A good donor produces 10-18 eggs. At 18 eggs, there are higher chances of pregnancy during the same IVF cycle. If the number of eggs to be retrieved are capped, there will be requirement of multiple cycles or donor stimulations, which will increase the cost for intending couples.

Increase the cost of ART: The current law restricts the gametes of one donor to be used by only one commissioning couple or woman. Two intending couples sometimes share donated gametes from the same donor to bring down the cost. Restricting the sharing will further increase the costs.

Limit ART’s to large cities: The new laws mandate both clinics and banks to ensure the eligibility of intending couples and donors. Only banks are allowed to do screening of donors and retrieve eggs. There are ART clinics in small towns where maintaining banks is not feasible because of economies of scale. If screening or retrieving eggs is limited only to Banks, frozen eggs will have to be transferred to clinics from banks which is not as effective as fresh eggs.

Challenges in responsibility: The law holds medical practitioners and clinics responsible for the abandonment of children born through ART or surrogacy procedure. For instance, If a child is abandoned because of discord between the parents, the medical practitioners and clinics are responsible even though the clinic take proper consent from the couples. This will act as deterrent to clinics.

Ban on commercial surrogacy and associated issues: An entire village in Gujarat’s Anand district improved its economic status using commercial surrogacy as an option. As the business of commercial surrogacy flourished, Gujarat’s milk capital earned the additional title of being a “baby factory”.

With the new law in place, similar hospitals and potential surrogates will have to look for new means of livelihood.

Read more: Significance of Assisted Reproductive Technology Regulation Bill
What should be done to improve ART and surrogacy in India?

Follow the international practices: Countries like the UK, South Africa, Greece and Netherlands allow only altruistic surrogacy, but the eligibility for being a surrogate mother is far relaxed in these countries. They have no such requirement for women being married, and no restrictions on the number of times women can be a surrogate.

The current ICMR guidelines, prepared after a lot of research, allow donations up to six times.
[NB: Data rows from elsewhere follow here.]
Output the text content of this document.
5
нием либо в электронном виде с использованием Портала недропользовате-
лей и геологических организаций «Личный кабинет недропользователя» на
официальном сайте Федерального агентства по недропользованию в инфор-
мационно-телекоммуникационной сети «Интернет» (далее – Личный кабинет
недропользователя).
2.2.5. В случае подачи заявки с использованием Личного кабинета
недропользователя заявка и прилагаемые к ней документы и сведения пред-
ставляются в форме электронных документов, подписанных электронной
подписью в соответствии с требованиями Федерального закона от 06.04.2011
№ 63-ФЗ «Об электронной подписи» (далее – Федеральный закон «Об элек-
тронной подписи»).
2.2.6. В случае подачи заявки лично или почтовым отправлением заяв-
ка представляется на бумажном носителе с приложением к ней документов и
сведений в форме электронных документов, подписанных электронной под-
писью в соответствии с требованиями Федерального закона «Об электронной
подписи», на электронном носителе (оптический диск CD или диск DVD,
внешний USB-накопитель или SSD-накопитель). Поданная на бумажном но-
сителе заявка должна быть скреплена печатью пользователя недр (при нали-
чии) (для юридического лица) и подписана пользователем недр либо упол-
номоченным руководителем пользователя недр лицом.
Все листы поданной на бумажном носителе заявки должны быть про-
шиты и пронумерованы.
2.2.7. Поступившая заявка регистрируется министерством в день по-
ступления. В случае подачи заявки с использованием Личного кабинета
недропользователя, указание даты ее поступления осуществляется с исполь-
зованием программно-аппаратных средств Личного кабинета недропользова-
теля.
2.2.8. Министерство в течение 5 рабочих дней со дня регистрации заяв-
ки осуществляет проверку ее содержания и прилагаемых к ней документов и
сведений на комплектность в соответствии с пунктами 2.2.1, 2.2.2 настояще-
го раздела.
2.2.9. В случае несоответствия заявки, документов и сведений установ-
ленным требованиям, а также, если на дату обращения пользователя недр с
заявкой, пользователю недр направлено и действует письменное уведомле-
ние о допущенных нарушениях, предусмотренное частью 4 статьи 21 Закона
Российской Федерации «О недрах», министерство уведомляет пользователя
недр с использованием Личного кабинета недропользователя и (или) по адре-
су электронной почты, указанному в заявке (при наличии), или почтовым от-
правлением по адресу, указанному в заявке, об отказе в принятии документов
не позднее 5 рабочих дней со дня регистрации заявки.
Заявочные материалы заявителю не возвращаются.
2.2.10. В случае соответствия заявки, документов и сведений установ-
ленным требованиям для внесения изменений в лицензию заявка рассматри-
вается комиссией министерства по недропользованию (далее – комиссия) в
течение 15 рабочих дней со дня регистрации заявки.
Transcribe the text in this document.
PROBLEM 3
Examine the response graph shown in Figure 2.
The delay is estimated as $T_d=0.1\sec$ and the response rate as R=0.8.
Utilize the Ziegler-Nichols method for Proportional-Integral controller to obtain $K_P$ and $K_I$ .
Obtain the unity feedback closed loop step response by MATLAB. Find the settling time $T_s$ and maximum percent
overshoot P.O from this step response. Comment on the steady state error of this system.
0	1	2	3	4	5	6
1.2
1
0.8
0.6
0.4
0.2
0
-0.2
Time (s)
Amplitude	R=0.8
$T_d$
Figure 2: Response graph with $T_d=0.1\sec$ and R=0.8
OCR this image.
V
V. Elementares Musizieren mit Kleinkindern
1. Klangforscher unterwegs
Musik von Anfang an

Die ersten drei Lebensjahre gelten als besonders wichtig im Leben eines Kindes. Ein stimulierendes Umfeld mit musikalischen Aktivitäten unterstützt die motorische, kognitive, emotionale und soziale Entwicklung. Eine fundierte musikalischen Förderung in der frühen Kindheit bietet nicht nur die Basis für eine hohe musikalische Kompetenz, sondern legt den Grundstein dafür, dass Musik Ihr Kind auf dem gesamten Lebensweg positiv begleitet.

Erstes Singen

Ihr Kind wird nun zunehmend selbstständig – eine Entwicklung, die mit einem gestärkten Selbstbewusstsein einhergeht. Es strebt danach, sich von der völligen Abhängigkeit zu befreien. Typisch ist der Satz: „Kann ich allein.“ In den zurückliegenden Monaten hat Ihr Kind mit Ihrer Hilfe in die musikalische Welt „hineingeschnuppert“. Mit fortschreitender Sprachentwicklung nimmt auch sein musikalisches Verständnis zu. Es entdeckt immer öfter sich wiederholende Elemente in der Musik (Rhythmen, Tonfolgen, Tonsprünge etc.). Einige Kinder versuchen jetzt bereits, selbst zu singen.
So, India must follow similar norms.

Regulating commercial surrogacy would have been a better alternative than banning it. Rather than penalising surrogacy, the person providing a womb for surrogacy must be secured with a contract, ensuring proper, insurance and medical checks.

Make the Act inclusive: LGBTQIA+ and single men can also be included into the ambit. Further, the ART service providers have to form inbuilt ethics committees and mandated counselling services within their facility.